Broader Regional Tensions and Ceasefire Challenges
This strike fits into a pattern of post-ceasefire volatility, where Israel has launched dozens of operations in Lebanon since November 2024, mostly against Hezbollah but increasingly against Palestinian targets to prevent regrouping. Earlier that same day, separate Israeli strikes in southern Lebanon killed two individuals, illustrating the routine nature of these incursions despite the truce. Lebanese officials and aid groups argue that such actions undermine the ceasefire, which was brokered after Israel’s October 2024 ground offensive pushed Hezbollah back from the border, but they fail to address root causes like arms smuggling.
Palestinian refugees in Ein el-Hilweh, already marginalized by Lebanese laws barring them from many professions, now face heightened risks, with women reporting restricted movement due to increased checkpoints and violence. International monitors, including the UN, have called for restraint, noting that the camp’s history of absorbing displaced people—from the 1982 Israeli invasion to Syrian inflows—makes it a microcosm of unresolved Palestinian grievances.

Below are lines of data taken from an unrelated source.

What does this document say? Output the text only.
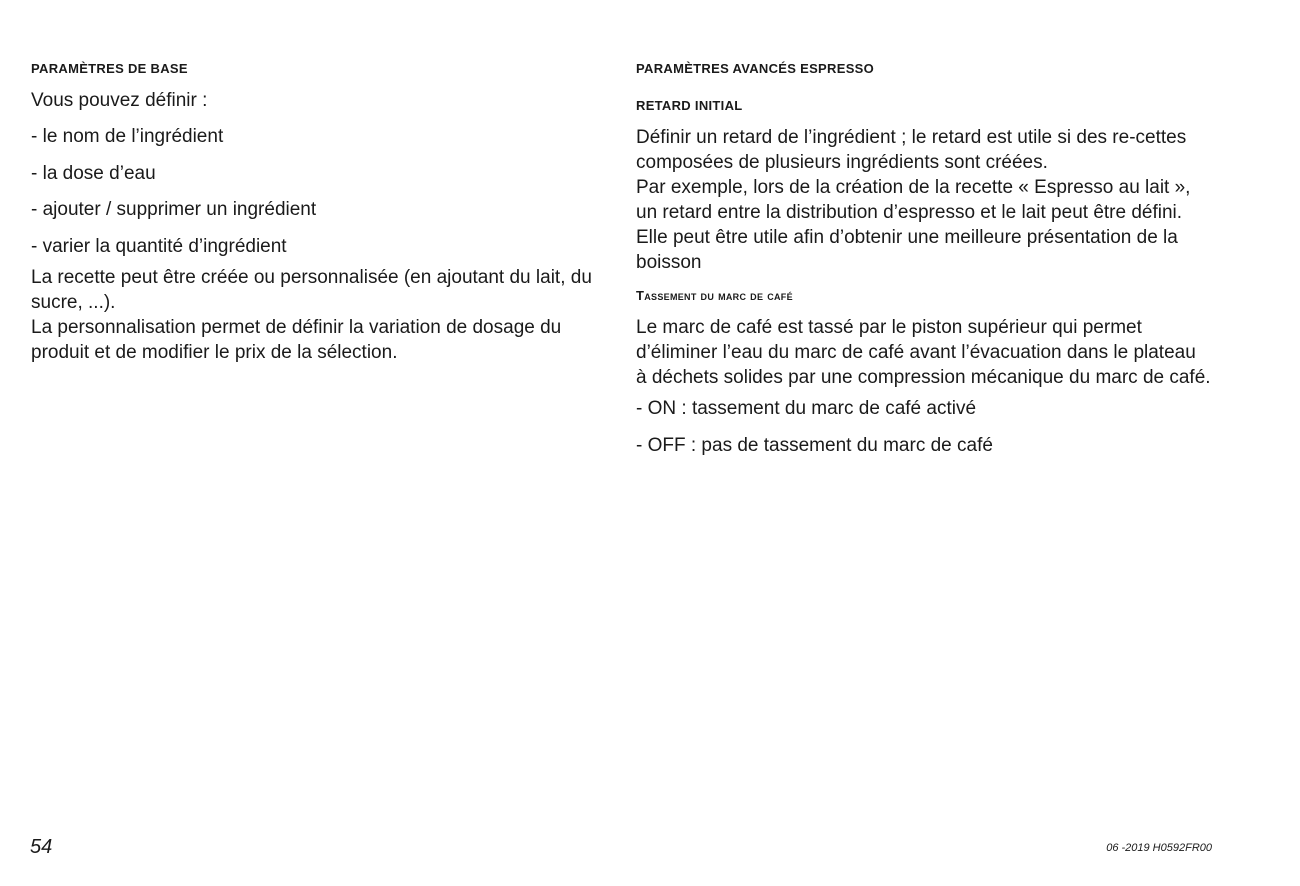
PARAMÈTRES DE BASE

Vous pouvez définir :

- le nom de l’ingrédient
- la dose d’eau
- ajouter / supprimer un ingrédient
- varier la quantité d’ingrédient

La recette peut être créée ou personnalisée (en ajoutant du lait, du sucre, ...).

La personnalisation permet de définir la variation de dosage du produit et de modifier le prix de la sélection.

PARAMÈTRES AVANCÉS ESPRESSO
RETARD INITIAL

Définir un retard de l’ingrédient ; le retard est utile si des re-cettes composées de plusieurs ingrédients sont créées.

Par exemple, lors de la création de la recette « Espresso au lait », un retard entre la distribution d’espresso et le lait peut être défini.

Elle peut être utile afin d’obtenir une meilleure présentation de la boisson

Tassement du marc de café

Le marc de café est tassé par le piston supérieur qui permet d’éliminer l’eau du marc de café avant l’évacuation dans le plateau à déchets solides par une compression mécanique du marc de café.

- ON : tassement du marc de café activé
- OFF : pas de tassement du marc de café

54	06 -2019 H0592FR00
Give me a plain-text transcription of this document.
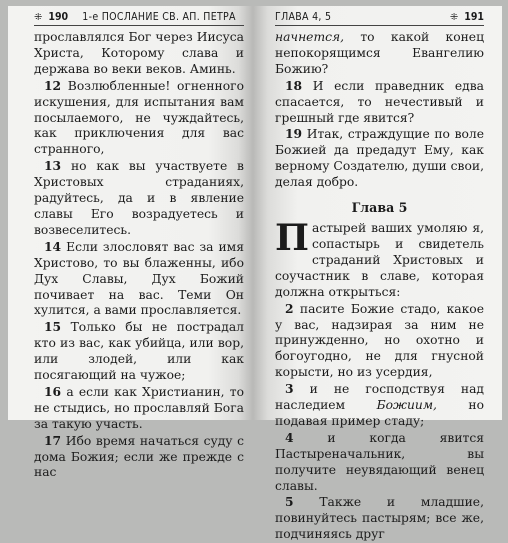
⁜ 190	1-е ПОСЛАНИЕ СВ. АП. ПЕТРА

прославлялся Бог через Иисуса Христа, Которому слава и держава во веки веков. Аминь.

12 Возлюбленные! огненного искушения, для испытания вам посылаемого, не чуждайтесь, как приключения для вас странного,

13 но как вы участвуете в Христовых страданиях, радуйтесь, да и в явление славы Его возрадуетесь и возвеселитесь.

14 Если злословят вас за имя Христово, то вы блаженны, ибо Дух Славы, Дух Божий почивает на вас. Теми Он хулится, а вами прославляется.

15 Только бы не пострадал кто из вас, как убийца, или вор, или злодей, или как посягающий на чужое;

16 а если как Христианин, то не стыдись, но прославляй Бога за такую участь.

17 Ибо время начаться суду с дома Божия; если же прежде с нас

ГЛАВА 4, 5	⁜ 191

начнется, то какой конец непокорящимся Евангелию Божию?

18 И если праведник едва спасается, то нечестивый и грешный где явится?

19 Итак, страждущие по воле Божией да предадут Ему, как верному Создателю, души свои, делая добро.

Глава 5

Пастырей ваших умоляю я, сопастырь и свидетель страданий Христовых и соучастник в славе, которая должна открыться:

2 пасите Божие стадо, какое у вас, надзирая за ним не принужденно, но охотно и богоугодно, не для гнусной корысти, но из усердия,

3 и не господствуя над наследием Божиим, но подавая пример стаду;

4	и когда явится Пастыреначальник, вы получите неувядающий венец славы.

5 Также и младшие, повинуйтесь пастырям; все же, подчиняясь друг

As one resident told reporters, “We’re refugees twice over, caught between borders we didn’t choose”.
Roots in the October 7 Escalation and Lasting Human Toll
The immediate trigger for this cycle of violence stems from Hamas’s October 7, 2023, assault on southern Israel, where fighters from Gaza killed approximately 1,200 people—mostly civilians—and abducted 251 hostages in a surprise attack that shattered regional stability. Israel’s retaliatory campaign in Gaza has since claimed at least 69,169 Palestinian lives, according to the Hamas-administered health ministry there, devastating infrastructure and displacing nearly the entire population of 2.3 million. Hezbollah’s involvement began the very next day, with rockets fired into northern Israel in solidarity with Gaza, escalating into a 13-month border war that drew in Lebanon fully.
By October 2024, Israel’s aerial bombardments and ground push into southern Lebanon had neutralized much of Hezbollah’s arsenal but at a steep cost: Lebanese authorities tally around 4,000 deaths, including a significant number of civilians, and the uprooting of over 1.2 million people from their homes. Israel mourned 80 soldiers and 47 civilians killed in the fighting, with officials estimating that Hezbollah retains thousands of rockets and drones despite losses. The November 2024 ceasefire, mediated by the U.S. and Qatar, promised a buffer zone and disarmament, but incidents like the Ein el-Hilweh strike reveal simmering animosities, where Palestinian camps serve as unintended fronts in a wider conflict.
For the refugees enduring this, the human cost extends beyond numbers—generations raised in limbo, with fourth-generation youth like those interviewed in studies expressing fading hope amid economic strain and radicalization risks. As the region teeters, calls grow for diplomatic renewal to prevent further tragedy in places like Ein el-Hilweh, where history’s shadows loom large.